Pekanbaru – Allnewsterkini. Com | Kepala Lembaga Pemasyarakatan (Lapas) Kelas IIA Pekanbaru, Yuniarto, bersama jajaran pejabat struktural melaksanakan kegiatan Waktunya Sapa Warga Binaan (Waksabi) dengan melakukan peninjauan langsung ke blok hunian warga binaan, Rabu (21/01).
Kegiatan ini merupakan bentuk kehadiran pimpinan secara langsung di tengah warga binaan guna memastikan kondisi Lapas tetap berada dalam situasi aman, tertib, dan kondusif. Kalapas bersama jajaran menyusuri sejumlah kamar hunian untuk mengecek kebersihan lingkungan, kelayakan sarana prasarana, serta stabilitas keamanan di dalam blok hunian.
Dalam kesempatan tersebut, Kalapas menekankan bahwa kebersihan, ketertiban, dan kepatuhan terhadap aturan merupakan pondasi utama terciptanya lingkungan Pemasyarakatan yang sehat dan kondusif. Menurutnya, keberhasilan pembinaan tidak hanya ditentukan oleh petugas, tetapi juga oleh kesadaran dan tanggung jawab warga binaan dalam menjaga lingkungan tempat tinggalnya. Upaya ini sekaligus menjadi bagian dari implementasi 15 Program Aksi Kementerian Imigrasi dan Pemasyarakatan (Kemenimipas) Tahun 2026, khususnya dalam penguatan keamanan Lapas, peningkatan kualitas layanan pemasyarakatan, serta pembinaan warga binaan yang berorientasi pada perubahan perilaku.
Tidak hanya melakukan pengawasan, Kalapas juga membangun komunikasi langsung dengan warga binaan. Dengan pendekatan humanis, Yuniarto memberikan motivasi agar warga binaan tetap optimis dan sungguh-sungguh mengikuti seluruh program pembinaan sebagai bekal perubahan diri menuju kehidupan yang lebih baik setelah bebas nanti.
Pada dialog terbuka tersebut, Kalapas turut mendengarkan secara langsung berbagai aspirasi, keluhan, dan kebutuhan warga binaan.

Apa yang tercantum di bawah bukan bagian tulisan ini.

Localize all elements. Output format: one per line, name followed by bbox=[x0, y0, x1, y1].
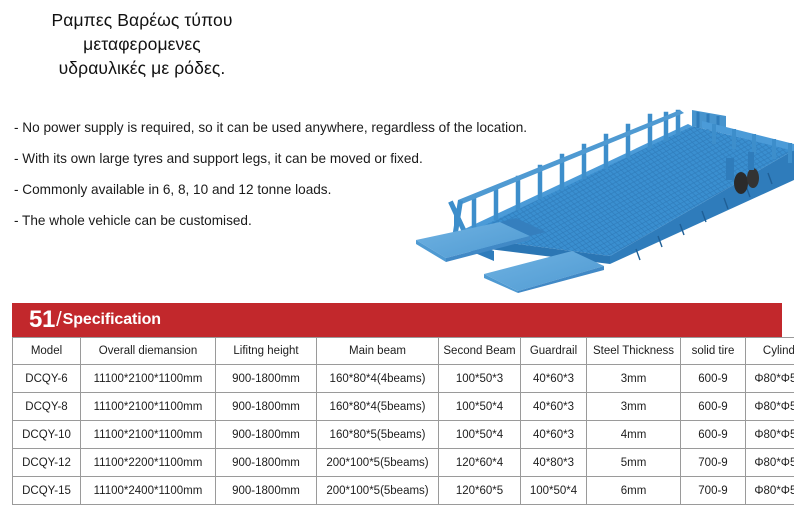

Seluruh masukan dicatat sebagai bahan evaluasi guna meningkatkan kualitas pelayanan dan pelaksanaan pembinaan di Lapas Kelas IIA Pekanbaru.
“Kami hadir untuk memastikan bahwa pembinaan berjalan dengan baik, lingkungan tetap bersih dan aman, serta setiap warga binaan merasa diperhatikan. Jadikan masa pidana ini sebagai ruang introspeksi dan pembentukan karakter. Patuhi aturan, laksanakan kewajiban, dan bangun kebersamaan demi menciptakan Lapas Pekanbaru yang tertib, aman, dan berintegritas,” tegas Yuniarto.
Melalui kegiatan Waksabi ini, diharapkan terbangun hubungan yang semakin kuat antara petugas dan warga binaan, sekaligus menegaskan komitmen Lapas Kelas IIA Pekanbaru dalam mewujudkan Pemasyarakatan yang humanis, berkeadilan, dan berorientasi pada perubahan perilaku positif.